I am seriously considering having him seen at the university where I work....they have an excellent psych dept., but my ins. never covered there till now.  All I can tell you is do NOT give up.  The resources are out there, the hardest part is just finding them.  Keep trying different practitioners until you find one who can really do something for her.  But whatever you do, don't give up on her!   :-)
Handle every stressful situation like a dog........if you can't play with it or eat it, pee on it and walk away.......

wendl

My son is 13, we never went thru a custody battle BUT he has gone thru a lot due to the lack of involvment of his father.

I however have been lucky, I met my dh when he was 8, but we still stuggle at times because he gets so mad cuz his own dad is a smuck to put it nicely.

**These are my opinions, they are not legal advice**

4honor

My parents did not divorce until I was 17, but my mother started alienation tactics against my father long before (1976) they separated in 1982 (divorced in 1983 - served on 1 APRIL 1983).

I was "brilliant and did well in school but I was ugly tempered and got myself into trouble." Alcohol - lots of it - and promiscuity were problems in my years from 16-22. I had a child out of wedlock and finally began to run with a small crowd of "armed career criminals" (30 yrs in jail kinda guys who beat the sentence on a technicality). It was not pretty.

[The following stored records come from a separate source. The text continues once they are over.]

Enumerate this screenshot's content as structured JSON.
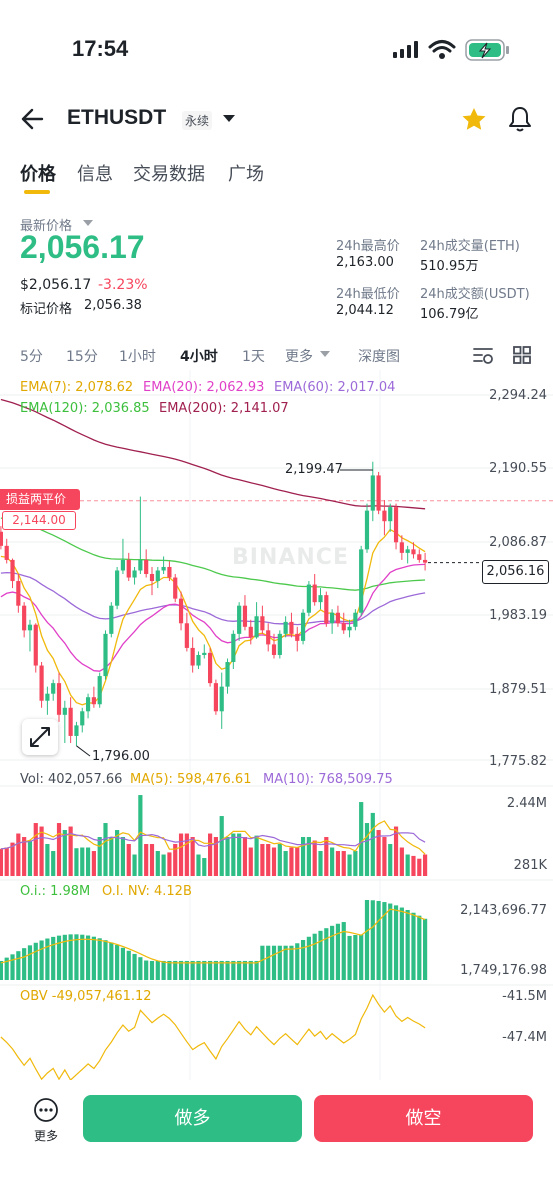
{
  "status": {
    "time": "17:54"
  },
  "header": {
    "pair": "ETHUSDT",
    "contract_type": "永续"
  },
  "tabs": [
    "价格",
    "信息",
    "交易数据",
    "广场"
  ],
  "price": {
    "latest_label": "最新价格",
    "last": "2,056.17",
    "usd": "$2,056.17",
    "change": "-3.23%",
    "mark_label": "标记价格",
    "mark": "2,056.38"
  },
  "stats": {
    "high_label": "24h最高价",
    "high": "2,163.00",
    "low_label": "24h最低价",
    "low": "2,044.12",
    "vol_eth_label": "24h成交量(ETH)",
    "vol_eth": "510.95万",
    "vol_usdt_label": "24h成交额(USDT)",
    "vol_usdt": "106.79亿"
  },
  "intervals": [
    "5分",
    "15分",
    "1小时",
    "4小时",
    "1天",
    "更多",
    "深度图"
  ],
  "active_interval": "4小时",
  "ema": {
    "ema7": "EMA(7): 2,078.62",
    "ema20": "EMA(20): 2,062.93",
    "ema60": "EMA(60): 2,017.04",
    "ema120": "EMA(120): 2,036.85",
    "ema200": "EMA(200): 2,141.07"
  },
  "price_axis": [
    "2,294.24",
    "2,190.55",
    "2,086.87",
    "1,983.19",
    "1,879.51",
    "1,775.82"
  ],
  "annotations": {
    "high": "2,199.47",
    "low": "1,796.00",
    "current": "2,056.16",
    "tpsl_label": "损益两平价",
    "tpsl_value": "2,144.00",
    "watermark": "BINANCE"
  },
  "volume": {
    "vol": "Vol: 402,057.66",
    "ma5": "MA(5): 598,476.61",
    "ma10": "MA(10): 768,509.75",
    "axis_top": "2.44M",
    "axis_bottom": "281K"
  },
  "open_interest": {
    "oi": "O.i.: 1.98M",
    "oi_nv": "O.I. NV: 4.12B",
    "axis_top": "2,143,696.77",
    "axis_bottom": "1,749,176.98"
  },
  "obv": {
    "label": "OBV -49,057,461.12",
    "axis_top": "-41.5M",
    "axis_bottom": "-47.4M"
  },
  "bottom": {
    "more": "更多",
    "long": "做多",
    "short": "做空"
  },
  "colors": {
    "up": "#2ebd85",
    "down": "#f6465d",
    "accent": "#f0b90b",
    "ema7": "#f0b90b",
    "ema20": "#e040c8",
    "ema60": "#9c6ad8",
    "ema120": "#4cc94c",
    "ema200": "#a0204f"
  },
  "chart_data": {
    "type": "candlestick",
    "interval": "4小时",
    "price_range": [
      1775.82,
      2294.24
    ],
    "candles_ohlc": [
      [
        2100,
        2108,
        2075,
        2080
      ],
      [
        2080,
        2090,
        2055,
        2060
      ],
      [
        2060,
        2062,
        2020,
        2030
      ],
      [
        2030,
        2040,
        1985,
        1995
      ],
      [
        1995,
        2000,
        1950,
        1960
      ],
      [
        1960,
        1975,
        1930,
        1968
      ],
      [
        1968,
        1970,
        1900,
        1910
      ],
      [
        1910,
        1915,
        1850,
        1860
      ],
      [
        1860,
        1880,
        1840,
        1870
      ],
      [
        1870,
        1890,
        1860,
        1885
      ],
      [
        1885,
        1900,
        1830,
        1840
      ],
      [
        1840,
        1860,
        1800,
        1850
      ],
      [
        1850,
        1865,
        1800,
        1810
      ],
      [
        1810,
        1830,
        1796,
        1825
      ],
      [
        1825,
        1850,
        1815,
        1845
      ],
      [
        1845,
        1870,
        1835,
        1865
      ],
      [
        1865,
        1880,
        1850,
        1855
      ],
      [
        1855,
        1900,
        1850,
        1895
      ],
      [
        1895,
        1960,
        1890,
        1955
      ],
      [
        1955,
        2000,
        1950,
        1995
      ],
      [
        1995,
        2050,
        1990,
        2045
      ],
      [
        2045,
        2090,
        2040,
        2060
      ],
      [
        2060,
        2070,
        2030,
        2035
      ],
      [
        2035,
        2050,
        2025,
        2045
      ],
      [
        2045,
        2150,
        2040,
        2060
      ],
      [
        2060,
        2075,
        2035,
        2040
      ],
      [
        2040,
        2050,
        2010,
        2030
      ],
      [
        2030,
        2050,
        2020,
        2045
      ],
      [
        2045,
        2065,
        2040,
        2050
      ],
      [
        2050,
        2058,
        2030,
        2035
      ],
      [
        2035,
        2040,
        2000,
        2005
      ],
      [
        2005,
        2015,
        1960,
        1970
      ],
      [
        1970,
        1985,
        1930,
        1935
      ],
      [
        1935,
        1950,
        1900,
        1910
      ],
      [
        1910,
        1930,
        1905,
        1925
      ],
      [
        1925,
        1940,
        1920,
        1928
      ],
      [
        1928,
        1935,
        1880,
        1885
      ],
      [
        1885,
        1890,
        1840,
        1845
      ],
      [
        1845,
        1900,
        1820,
        1880
      ],
      [
        1880,
        1920,
        1870,
        1915
      ],
      [
        1915,
        1960,
        1905,
        1955
      ],
      [
        1955,
        2000,
        1945,
        1995
      ],
      [
        1995,
        2010,
        1960,
        1965
      ],
      [
        1965,
        1975,
        1940,
        1950
      ],
      [
        1950,
        2000,
        1948,
        1980
      ],
      [
        1980,
        1995,
        1955,
        1960
      ],
      [
        1960,
        1970,
        1930,
        1940
      ],
      [
        1940,
        1955,
        1920,
        1925
      ],
      [
        1925,
        1960,
        1920,
        1955
      ],
      [
        1955,
        1980,
        1950,
        1972
      ],
      [
        1972,
        1985,
        1950,
        1955
      ],
      [
        1955,
        1965,
        1930,
        1945
      ],
      [
        1945,
        1990,
        1940,
        1985
      ],
      [
        1985,
        2030,
        1980,
        2025
      ],
      [
        2025,
        2040,
        1995,
        2000
      ],
      [
        2000,
        2020,
        1990,
        2010
      ],
      [
        2010,
        2015,
        1965,
        1970
      ],
      [
        1970,
        1990,
        1955,
        1985
      ],
      [
        1985,
        1995,
        1965,
        1970
      ],
      [
        1970,
        1985,
        1955,
        1960
      ],
      [
        1960,
        1975,
        1950,
        1965
      ],
      [
        1965,
        1990,
        1960,
        1985
      ],
      [
        1985,
        2080,
        1980,
        2075
      ],
      [
        2075,
        2140,
        2070,
        2130
      ],
      [
        2130,
        2199.47,
        2115,
        2180
      ],
      [
        2180,
        2185,
        2125,
        2130
      ],
      [
        2130,
        2145,
        2095,
        2115
      ],
      [
        2115,
        2140,
        2100,
        2135
      ],
      [
        2135,
        2140,
        2075,
        2085
      ],
      [
        2085,
        2095,
        2060,
        2070
      ],
      [
        2070,
        2080,
        2055,
        2075
      ],
      [
        2075,
        2085,
        2062,
        2068
      ],
      [
        2068,
        2075,
        2056,
        2060
      ],
      [
        2060,
        2070,
        2045,
        2056.17
      ]
    ],
    "volume": {
      "label_values": {
        "vol": 402057.66,
        "ma5": 598476.61,
        "ma10": 768509.75
      },
      "range": [
        281000,
        2440000
      ]
    },
    "open_interest": {
      "range": [
        1749176.98,
        2143696.77
      ]
    },
    "obv": {
      "range": [
        -47.4,
        -41.5
      ]
    }
  }
}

Quite frankly, the therapy meant nothing until I became a Christian. You cannot heal the SPIRITUAL scars that result from believing your parents betrayed you (from their actions -- or their inactions) with mere words. All the talking in the world will only open the sores and allow the infection out. It is only a start. It takes some divine intervention.

Your child probably has a problem with her emotional nerves being raw. EVERY feeling hurts... so she shuts down all the good ones as well as the bad ones. The only feelings that get through are the explosive ones. And it is likely that there is an issue about not having self control... so she is likely to create (bad) situations where she DOES have control. I fear she may intentionally self destruct (I imagine you do too.)

My honest advice is to pray over your child. Every morning pray for her healing. Pray that opportunities which could be harmful to her do not present themselves to her consciousness. And I will pray along side you. The Bible says that wherever two or three are gathered together in Jesus name, He is there in the middle of them and that the fervent prayer of a righteous (wo)man accomplishes much. If you cannot believe, then I am sure there are others here who can stand in the gap for you.
A true soldier fights, not because he hates what is in front of him, but because he loves whats behind him...dear parents, please remember not to continue to fight because you hate your ex, but because you love your children.